I pulled away, my heart hammering a nervous rhythm against my ribs. "You are imagining things, Lucy. He is a man of business, a bit intense perhaps, but he has never been anything but a gentleman."
"He is a wolf in silk!" she hissed, stepping into my personal space. "He is isolating you, pulling you away from everyone who could protect you. Why do you think no one calls anymore? He is systematically dismantling your life, and you are sitting there like a lamb, admiring his manners."
I stood up, my pulse quickening with a defensive anger. "You are jealous because he pays attention to me. You always have been. He is a kind, sweet man who listens to me, which is more than I can say for the vultures Father usually invites to the house."
Lucy recoiled as if I had struck her, her face hardening into a mask of bitter disappointment. She looked at me for a long moment, her eyes searching mine for a flicker of recognition that wasn't there.
"You’re blind," she whispered, her voice devoid of warmth. "You see a hero in a man who hasn't even bothered to hide his fangs.

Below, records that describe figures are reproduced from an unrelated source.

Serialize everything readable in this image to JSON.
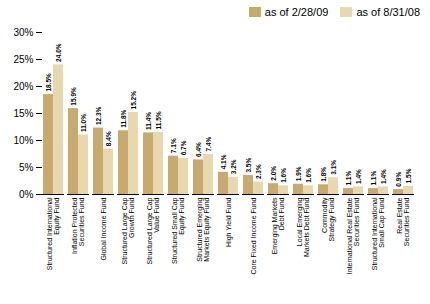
{
  "chart_data": {
    "type": "bar",
    "categories": [
      "Structured International\nEquity Fund",
      "Inflation Protected\nSecurities Fund",
      "Global Income Fund",
      "Structured Large Cap\nGrowth Fund",
      "Structured Large Cap\nValue Fund",
      "Structured Small Cap\nEquity Fund",
      "Structured Emerging\nMarkets Equity Fund",
      "High Yield Fund",
      "Core Fixed Income Fund",
      "Emerging Markets\nDebt Fund",
      "Local Emerging\nMarkets Debt Fund",
      "Commodity\nStrategy Fund",
      "International Real Estate\nSecurities Fund",
      "Structured International\nSmall Cap Fund",
      "Real Estate\nSecurities Fund"
    ],
    "series": [
      {
        "name": "as of 2/28/09",
        "color": "#C8A96E",
        "values": [
          18.5,
          15.9,
          12.3,
          11.8,
          11.4,
          7.1,
          6.4,
          4.1,
          3.5,
          2.0,
          1.9,
          1.8,
          1.1,
          1.1,
          0.9
        ],
        "value_labels": [
          "18.5%",
          "15.9%",
          "12.3%",
          "11.8%",
          "11.4%",
          "7.1%",
          "6.4%",
          "4.1%",
          "3.5%",
          "2.0%",
          "1.9%",
          "1.8%",
          "1.1%",
          "1.1%",
          "0.9%"
        ]
      },
      {
        "name": "as of 8/31/08",
        "color": "#E8D8B0",
        "values": [
          24.0,
          11.0,
          8.4,
          15.2,
          11.5,
          6.7,
          7.4,
          3.2,
          2.3,
          1.6,
          1.6,
          3.1,
          1.4,
          1.4,
          1.5
        ],
        "value_labels": [
          "24.0%",
          "11.0%",
          "8.4%",
          "15.2%",
          "11.5%",
          "6.7%",
          "7.4%",
          "3.2%",
          "2.3%",
          "1.6%",
          "1.6%",
          "3.1%",
          "1.4%",
          "1.4%",
          "1.5%"
        ]
      }
    ],
    "ylim": [
      0,
      30
    ],
    "yticks": [
      {
        "value": 0,
        "label": "0%"
      },
      {
        "value": 5,
        "label": "5%"
      },
      {
        "value": 10,
        "label": "10%"
      },
      {
        "value": 15,
        "label": "15%"
      },
      {
        "value": 20,
        "label": "20%"
      },
      {
        "value": 25,
        "label": "25%"
      },
      {
        "value": 30,
        "label": "30%"
      }
    ],
    "data_labels": true,
    "legend": "upper right",
    "grid": false
  }
}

When he finally devours you, don't come to me asking why the lights in this house went out."
She turned on her heel and stormed out, leaving me alone in the sudden, oppressive silence of the room. I picked up my hairbrush, my hands trembling slightly. I stared into the mirror, trying to see the "wolf" Lucy had described. I saw only the reflection of a man who looked at me with such profound intensity that it made my breath hitch. He isn't a wolf, I told myself, clutching the edge of the vanity until my knuckles turned white. He is just… Cornelius.
But as I looked at the empty chair in the drawing room where my suitors used to sit, a small, cold seed of doubt began to take root in the back of my mind.